Google à Ozans, une consommation d’électricité gargantuesque
→ D’une puissance de 500 Mégawatts, cette infrastructure numérique absorberait à elle seule la totale consommation électrique du département de l’Indre.
→ Son approvisionnement nécessiterait la mise en place d’une nouvelle ligne à Très Haute Tension de 400 000 volts traversant les départements de l’Indre et du Cher, et ne peut être sans lien avec les 4.000 hectares de panneaux photovoltaïques sur terres agricoles à l’étude dans le département.
→ Classés parmi les Projets d’Intérêt National Majeur, les grands centres de données sont prioritaires concernant l’accès à l’eau et à l’électricité.
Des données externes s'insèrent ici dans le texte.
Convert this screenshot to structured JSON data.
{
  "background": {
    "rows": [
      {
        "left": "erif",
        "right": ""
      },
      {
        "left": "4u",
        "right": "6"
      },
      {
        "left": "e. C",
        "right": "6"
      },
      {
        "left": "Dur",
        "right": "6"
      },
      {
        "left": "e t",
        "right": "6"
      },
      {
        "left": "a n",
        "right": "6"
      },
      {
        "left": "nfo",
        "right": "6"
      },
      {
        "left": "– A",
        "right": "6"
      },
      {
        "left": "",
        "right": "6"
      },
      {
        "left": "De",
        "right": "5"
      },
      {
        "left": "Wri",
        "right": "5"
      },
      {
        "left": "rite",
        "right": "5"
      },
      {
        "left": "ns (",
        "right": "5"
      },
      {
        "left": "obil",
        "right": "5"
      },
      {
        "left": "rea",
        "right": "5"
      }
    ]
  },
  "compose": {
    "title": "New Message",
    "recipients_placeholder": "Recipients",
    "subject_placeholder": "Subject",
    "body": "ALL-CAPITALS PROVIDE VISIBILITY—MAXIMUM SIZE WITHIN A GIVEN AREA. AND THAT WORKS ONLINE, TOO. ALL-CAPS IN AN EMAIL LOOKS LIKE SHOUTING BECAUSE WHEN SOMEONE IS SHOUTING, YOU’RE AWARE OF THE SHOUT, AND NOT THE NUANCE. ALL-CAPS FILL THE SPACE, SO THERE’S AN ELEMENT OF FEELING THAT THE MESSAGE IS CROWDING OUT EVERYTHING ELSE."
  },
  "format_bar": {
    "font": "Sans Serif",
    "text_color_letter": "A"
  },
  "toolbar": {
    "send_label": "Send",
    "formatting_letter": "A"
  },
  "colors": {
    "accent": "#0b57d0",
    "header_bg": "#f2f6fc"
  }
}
L’implantation de Google à Ozans risque ainsi de limiter drastiquement l’accès à ces ressources pour les autres usagers en cas de crise d’approvisionnement.
Un mirage économique pour un désert écologique
Cette infrastructure comprend des risques majeurs pour le territoire :
→ La surchauffe des systèmes informatiques engendrerait une augmentation globale des températures comprise entre 2°C et 9°C dans un rayon de 10 kilomètres, affectant la population (multiplication des canicules et des nuits chaudes) mais également la faune, la flore et la production agricole.
→ Ce complexe consommera pour son refroidissement des centaines de tonnes de fluides réfrigérants, impliquant la pollution significative de l’air (gaz à effet de serre) et des sols par le biais de fuites de polluants éternels (PFAS).
→ Les dizaines de groupes électrogènes géants et de conteneurs de batteries, nécessaires en cas de coupure du réseau, en font des lieux particulièrement sensibles aux incendies, et une cible militaire de choix dans un contexte où les infrastructures numériques représentent un intérêt stratégique majeur.
Face à ces dangers réels, on argue de la création d’emplois, mais les centres de données ne créent qu’un emploi par hectare en moyenne en France (ce qui ferait autour de 200 pour Ozans), ce qui est médiocre comparé aux autres activités industrielles et artisanales.
La course à l’IA, une accélération dans le mur
→ Alors que la « transition numérique » démontre chaque jour ses effets nocifs sur l’environnement, les relations humaines, la vie démocratique et les libertés individuelles, ce type de projet fait courir le risque d’un développement incontrôlé de l’Intelligence Artificielle générative, et avec elle, à la destruction de millions d’emplois.
→ Loin de contribuer à la souveraineté numérique de la France, confier ce projet à Google revient à se soumettre à l’hégémonie américaine (sous le coup du Cloud Act, les entreprises états-uniennes ont l’obligation de mettre à disposition du gouvernement américain l’ensemble de leurs données).
→ Face aux dangers tant humains qu’environnementaux, et alors que de nombreux chercheurs appellent à réguler les IA génératives, le principe de précaution commande aux responsables politique de faire preuve de prudence et non pas de précipiter notre société dans un état de dépendance vis-à-vis d’une nouvelle technologie polluante et aliénante.
Agissons maintenant : « Pas un hectare pour Google, ni à Ozans, ni ailleurs ! »
→ Alors que les grands projets (et leurs contestations) se multiplient en France (Campus IA à Fouju, agglomération marseillaise...), il est urgent d’interroger les risques qu’ils font peser sur notre qualité de vie, notre souveraineté et l’accès de tous aux ressources essentielles.